Лилиан покачала головой.
– Я по вашим глазам вижу, как вы будете скорбеть.
– Вы не в своем уме.
– А вы – еще хуже их. – Ей хотелось уязвить Фейгенблюма побольнее, ведь он – предатель из предателей!
– Вы эгоистка! – Фейгенблюм, забыв о вежливости, схватил Лилиан за руку. – Знаете, сколько матерей приходят сюда, и все они ведут себя так, словно их ребенок – единственный? – Фейгенблюм вздохнул и взял себя в руки. Разгладил лацканы ладно скроенного костюма, поправил воротник, узел галстука. Подтянул манжеты – при этом сверкнули запонки, – осторожно провел руками по волосам, стараясь не повредить идеальный пробор. – На нас наслали чуму, – сказал он. – И нашей общине досталось больше, чем другим.
– Вы что, думаете меня этим удивить? У меня пропал сын. И я знаю: когда в воздухе пахнет смертью, евреи чувствуют опасность раньше, потому что им она грозит сильнее.
– В моем – высоком – положении я могу посмотреть на все несколько иначе. Мне многое известно. И я уверен – будь вы ответственны не только за одного сына, вы бы так со мной не разговаривали.
– Если бы пропал ваш сын, вы бы и впрямь постарались его освободить, в это я верю. Своего сына вы вернули бы в тот же день, разве нет, Фейгенблюм? Есть то, что положено всем. А есть нечто, что вы приберегаете для него.
– Сказать по правде, не знаю, пока, не дай бог, конечно, такое не случится… Но сейчас все ресурсы – поровну.
– Переступите через себя, Фейгенблюм. Хлопочите так, как если бы Пато был вашим сыном.
– Я добьюсь, чтобы его имя попало в список. Несмотря на ваш сегодняшний визит.
– Вы слабак, – сказала Лилиан. – Вы хотите руководить евреями, а враги тем временем забирают наших детей, и все, на что вы способны, – составить неполный список. Вы говорили о чуме, Фейгенблюм? В Египте они забрали еврейских детей – помните, чем это для них обернулось?
– Это были чудеса, – сказал он. – Господня воля.
– Нет, это мы теперь так говорим. Уж кто-кто, а вы должны знать, что эту историю изрядно приукрасили. Думаете, там правда были жабы, Фейгенблюм? Верите, что с неба спустился ангел и забрал у наших врагов всех первенцев? Нет, у евреев был настоящий вождь, Фейгенблюм. Его звали Моисей, а за ним стояли евреи, они восстали, и убивали они.

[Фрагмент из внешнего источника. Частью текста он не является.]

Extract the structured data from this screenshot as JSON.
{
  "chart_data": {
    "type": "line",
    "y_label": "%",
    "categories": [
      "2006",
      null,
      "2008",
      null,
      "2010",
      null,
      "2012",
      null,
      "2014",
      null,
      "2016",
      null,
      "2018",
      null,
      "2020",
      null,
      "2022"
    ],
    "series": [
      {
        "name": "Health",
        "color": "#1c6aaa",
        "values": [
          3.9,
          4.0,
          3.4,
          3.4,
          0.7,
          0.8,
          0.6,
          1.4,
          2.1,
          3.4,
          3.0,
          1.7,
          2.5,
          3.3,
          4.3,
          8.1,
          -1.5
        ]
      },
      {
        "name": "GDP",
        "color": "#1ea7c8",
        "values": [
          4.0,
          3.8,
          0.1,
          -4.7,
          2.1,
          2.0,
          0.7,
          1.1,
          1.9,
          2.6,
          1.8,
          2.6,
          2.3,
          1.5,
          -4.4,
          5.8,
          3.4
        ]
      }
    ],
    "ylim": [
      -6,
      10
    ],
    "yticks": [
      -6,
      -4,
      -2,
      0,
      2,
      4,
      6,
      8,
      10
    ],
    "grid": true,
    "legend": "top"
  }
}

– В вас говорит отчаяние, да поможет вам Бог. Вам надо молить о спасении, таком же благодетельном, как в Египте. Только воды больше не расступаются. Скажу вам безо всяких уподоблений, слухов или вранья – страшные вещи творятся, творятся преступления, каких Западное полушарие еще не знало. Откройте глаза, госпожа Познань, посмотрите на небеса. И тогда вы не будете ни на кого рассчитывать. В небе вы не увидите ангелов. С неба дождем падают мертвые тела.

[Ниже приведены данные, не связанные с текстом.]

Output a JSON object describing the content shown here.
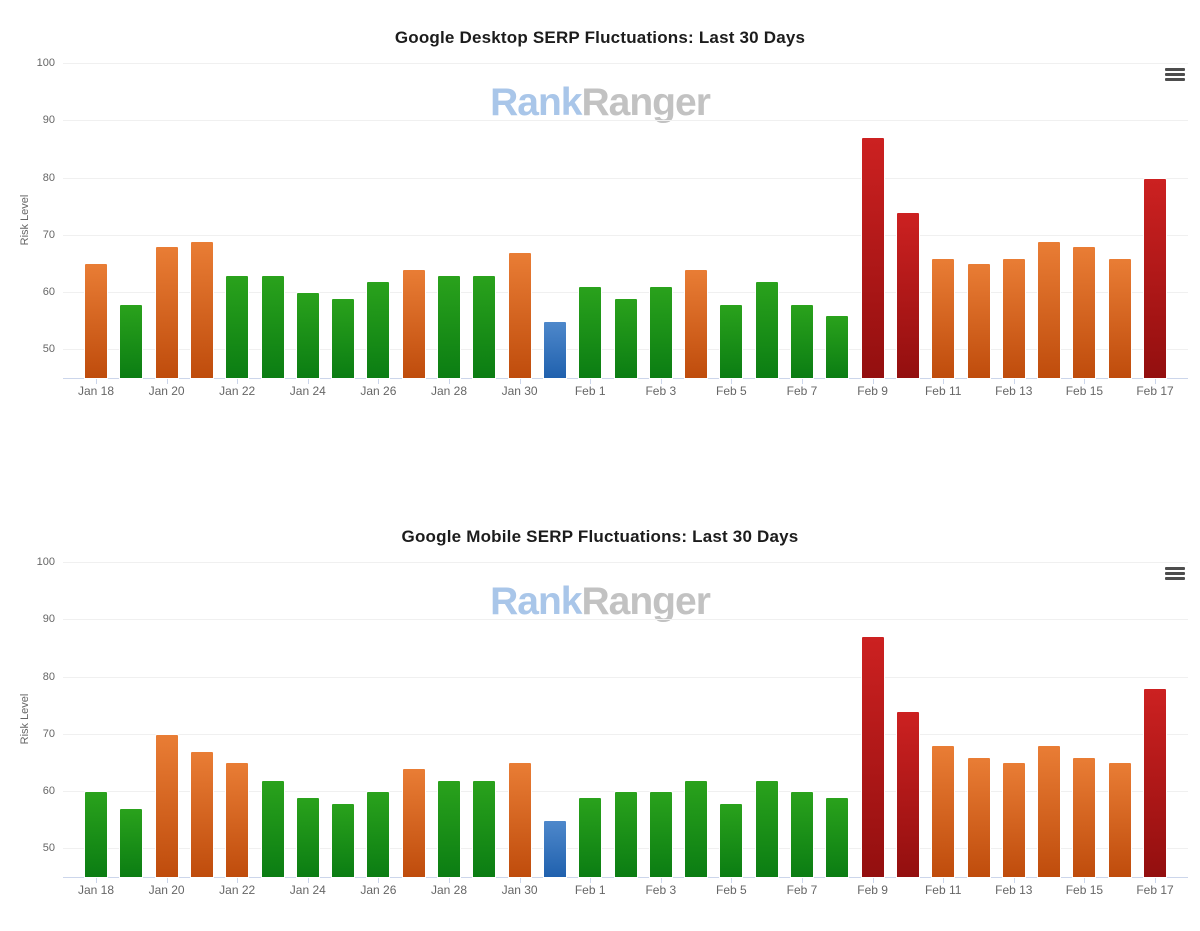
{
  "watermark": {
    "blue_text": "Rank",
    "gray_text": "Ranger"
  },
  "palette": {
    "green": {
      "top": "#2aa21c",
      "bottom": "#0b7d13"
    },
    "orange": {
      "top": "#e97d35",
      "bottom": "#bf4c0c"
    },
    "red": {
      "top": "#cc2121",
      "bottom": "#930f0f"
    },
    "blue": {
      "top": "#4e88cb",
      "bottom": "#2061ae"
    },
    "bar_border": "#ffffff",
    "grid_color": "#f0f0f0",
    "axis_color": "#ccd6eb",
    "label_color": "#666666"
  },
  "chart_data": [
    {
      "type": "bar",
      "title": "Google Desktop SERP Fluctuations: Last 30 Days",
      "xlabel": "",
      "ylabel": "Risk Level",
      "ylim": [
        45,
        100
      ],
      "yticks": [
        50,
        60,
        70,
        80,
        90,
        100
      ],
      "grid": "horizontal",
      "legend": "none",
      "x_label_every": 2,
      "categories": [
        "Jan 18",
        "Jan 19",
        "Jan 20",
        "Jan 21",
        "Jan 22",
        "Jan 23",
        "Jan 24",
        "Jan 25",
        "Jan 26",
        "Jan 27",
        "Jan 28",
        "Jan 29",
        "Jan 30",
        "Jan 31",
        "Feb 1",
        "Feb 2",
        "Feb 3",
        "Feb 4",
        "Feb 5",
        "Feb 6",
        "Feb 7",
        "Feb 8",
        "Feb 9",
        "Feb 10",
        "Feb 11",
        "Feb 12",
        "Feb 13",
        "Feb 14",
        "Feb 15",
        "Feb 16",
        "Feb 17"
      ],
      "values": [
        65,
        58,
        68,
        69,
        63,
        63,
        60,
        59,
        62,
        64,
        63,
        63,
        67,
        55,
        61,
        59,
        61,
        64,
        58,
        62,
        58,
        56,
        87,
        74,
        66,
        65,
        66,
        69,
        68,
        66,
        80
      ],
      "point_colors": [
        "orange",
        "green",
        "orange",
        "orange",
        "green",
        "green",
        "green",
        "green",
        "green",
        "orange",
        "green",
        "green",
        "orange",
        "blue",
        "green",
        "green",
        "green",
        "orange",
        "green",
        "green",
        "green",
        "green",
        "red",
        "red",
        "orange",
        "orange",
        "orange",
        "orange",
        "orange",
        "orange",
        "red"
      ]
    },
    {
      "type": "bar",
      "title": "Google Mobile SERP Fluctuations: Last 30 Days",
      "xlabel": "",
      "ylabel": "Risk Level",
      "ylim": [
        45,
        100
      ],
      "yticks": [
        50,
        60,
        70,
        80,
        90,
        100
      ],
      "grid": "horizontal",
      "legend": "none",
      "x_label_every": 2,
      "categories": [
        "Jan 18",
        "Jan 19",
        "Jan 20",
        "Jan 21",
        "Jan 22",
        "Jan 23",
        "Jan 24",
        "Jan 25",
        "Jan 26",
        "Jan 27",
        "Jan 28",
        "Jan 29",
        "Jan 30",
        "Jan 31",
        "Feb 1",
        "Feb 2",
        "Feb 3",
        "Feb 4",
        "Feb 5",
        "Feb 6",
        "Feb 7",
        "Feb 8",
        "Feb 9",
        "Feb 10",
        "Feb 11",
        "Feb 12",
        "Feb 13",
        "Feb 14",
        "Feb 15",
        "Feb 16",
        "Feb 17"
      ],
      "values": [
        60,
        57,
        70,
        67,
        65,
        62,
        59,
        58,
        60,
        64,
        62,
        62,
        65,
        55,
        59,
        60,
        60,
        62,
        58,
        62,
        60,
        59,
        87,
        74,
        68,
        66,
        65,
        68,
        66,
        65,
        78
      ],
      "point_colors": [
        "green",
        "green",
        "orange",
        "orange",
        "orange",
        "green",
        "green",
        "green",
        "green",
        "orange",
        "green",
        "green",
        "orange",
        "blue",
        "green",
        "green",
        "green",
        "green",
        "green",
        "green",
        "green",
        "green",
        "red",
        "red",
        "orange",
        "orange",
        "orange",
        "orange",
        "orange",
        "orange",
        "red"
      ]
    }
  ]
}
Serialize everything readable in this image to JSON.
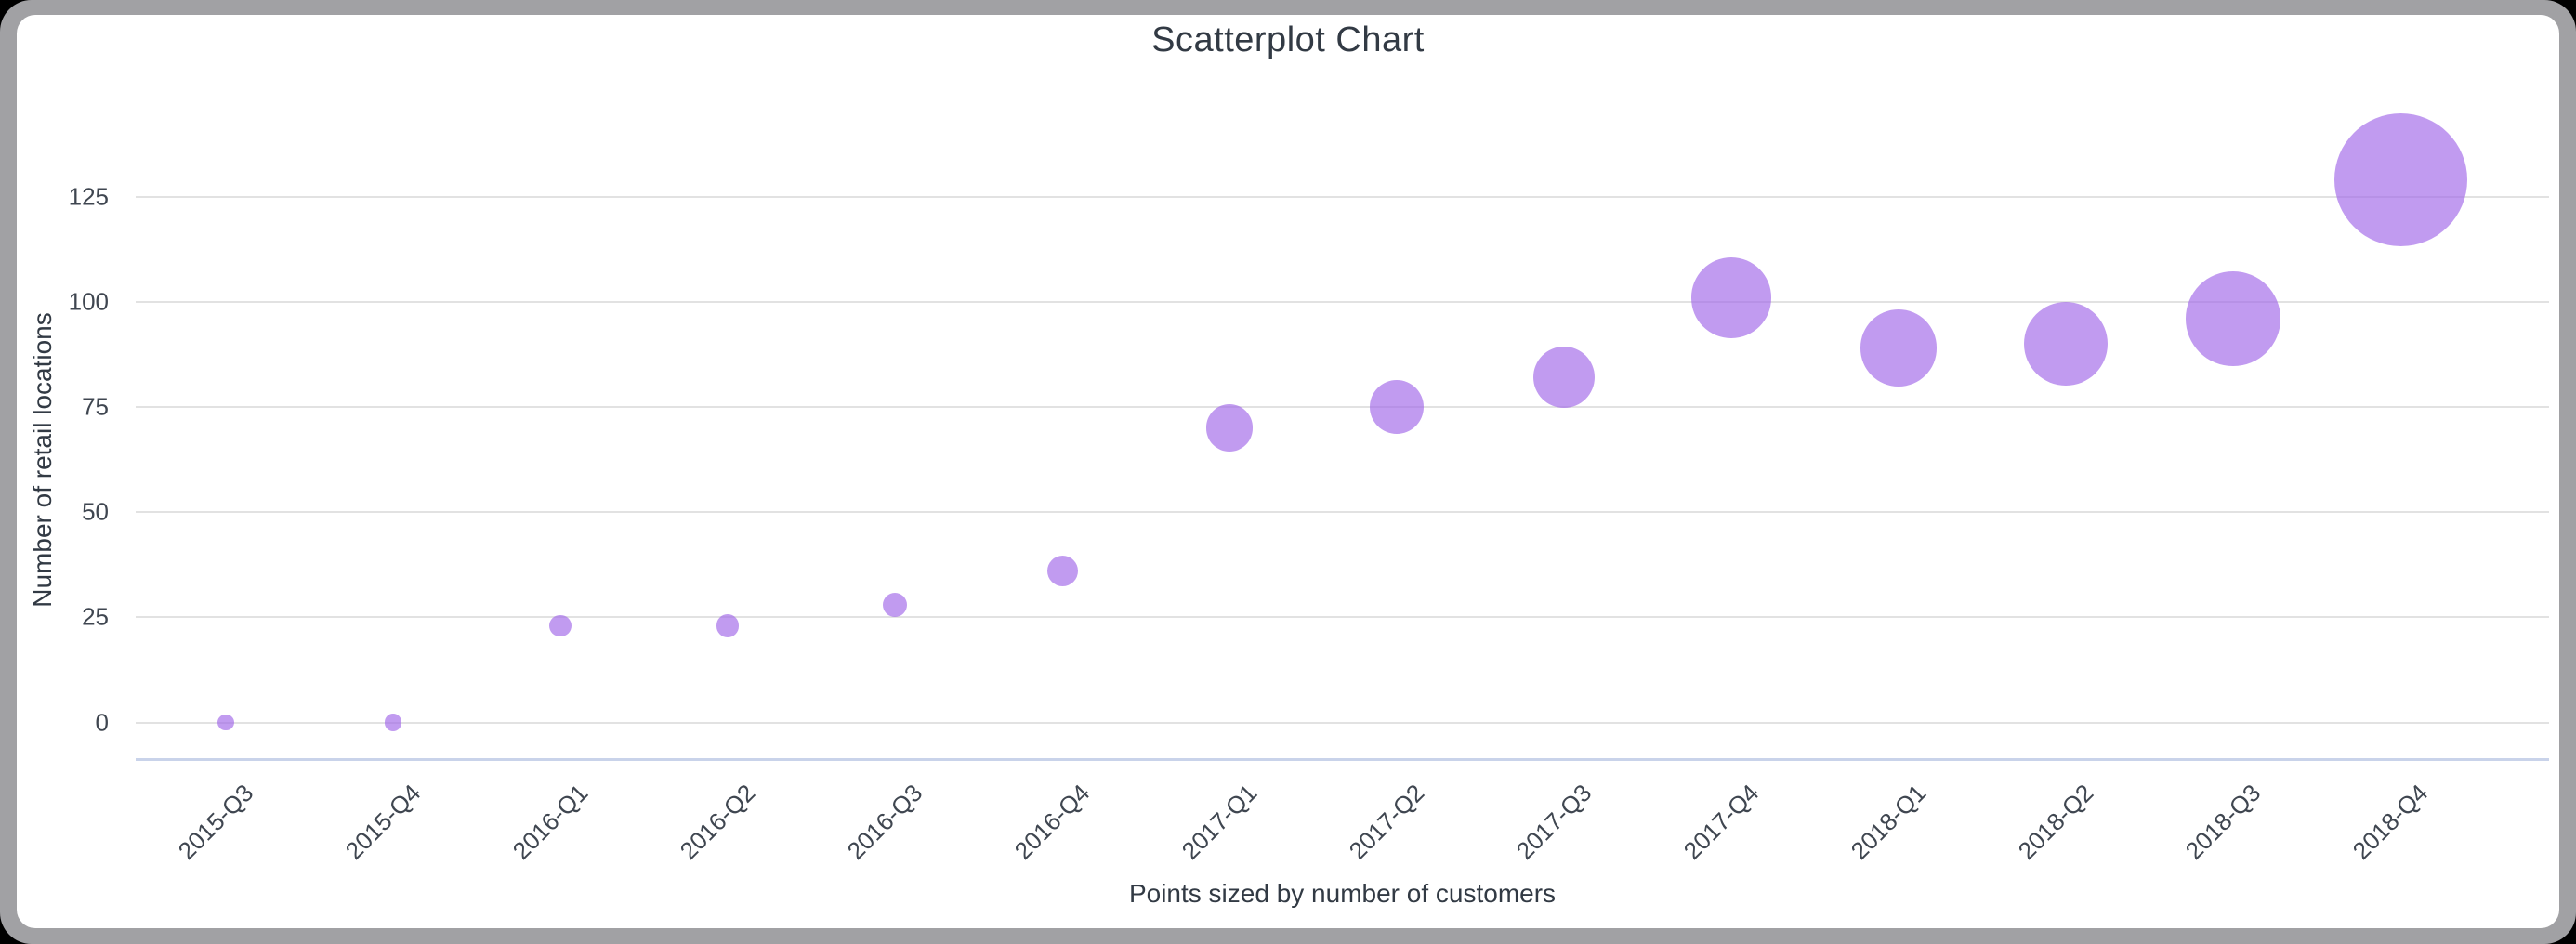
{
  "window": {
    "frame_color": "#a1a1a4",
    "canvas_color": "#ffffff",
    "page_background": "#000000"
  },
  "chart_data": {
    "type": "scatter",
    "title": "Scatterplot Chart",
    "xlabel": "Points sized by number of customers",
    "ylabel": "Number of retail locations",
    "categories": [
      "2015-Q3",
      "2015-Q4",
      "2016-Q1",
      "2016-Q2",
      "2016-Q3",
      "2016-Q4",
      "2017-Q1",
      "2017-Q2",
      "2017-Q3",
      "2017-Q4",
      "2018-Q1",
      "2018-Q2",
      "2018-Q3",
      "2018-Q4"
    ],
    "series": [
      {
        "name": "Number of retail locations",
        "values": [
          0,
          0,
          23,
          23,
          28,
          36,
          70,
          75,
          82,
          101,
          89,
          90,
          96,
          129
        ],
        "point_radius_px": [
          8.7,
          9.3,
          11.8,
          12.2,
          13,
          16.5,
          25.3,
          29,
          33,
          43.3,
          41.3,
          45.3,
          50.8,
          71.5
        ]
      }
    ],
    "size_encoding": "points sized by number of customers (no numeric size labels shown)",
    "yticks": [
      0,
      25,
      50,
      75,
      100,
      125
    ],
    "ylim": [
      0,
      137
    ],
    "grid": true,
    "legend_position": "none",
    "xtick_rotation_deg": -45,
    "point_fill": "rgba(161,103,232,0.66)",
    "gridline_color": "#e2e2e2",
    "axis_line_color": "#c9d3ea",
    "title_color": "#323a44",
    "tick_color": "#3f4650"
  }
}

– Вид у вас так себе, – заметил доктор Мазурски.
– Всегда видите человека насквозь, – сказал Кадиш. – Трогательно, до чего ж вы тонкая натура.
– Не про запах же говорить. – Мазурски похлопал Кадиша по спине. – Насчет сына новости есть?
– Какая забота – особенно для человека, который меня к себе не подпускает.
– Когда же я вам отказывал? – спросил доктор.
Кадиш показал головой на колонну, за которой прятался. Он проторчал там больше часа, ожидая, когда доктор закончит работу и пройдет метра два-три до машины. Доктор оглянулся и посмотрел на колонну. Потом пожал плечами.
– При том, что наша сделка была тайной, – сказал Кадиш, – ваши люди знают меня в лицо. Ваша горничная – одно дело. А тут меня не допустили даже до вестибюля.
– Вы преувеличиваете, – возразил доктор. – Так или иначе, дело не в вас. Охрану усиливают повсеместно – вот в чем дело. Времена нынче беспокойные.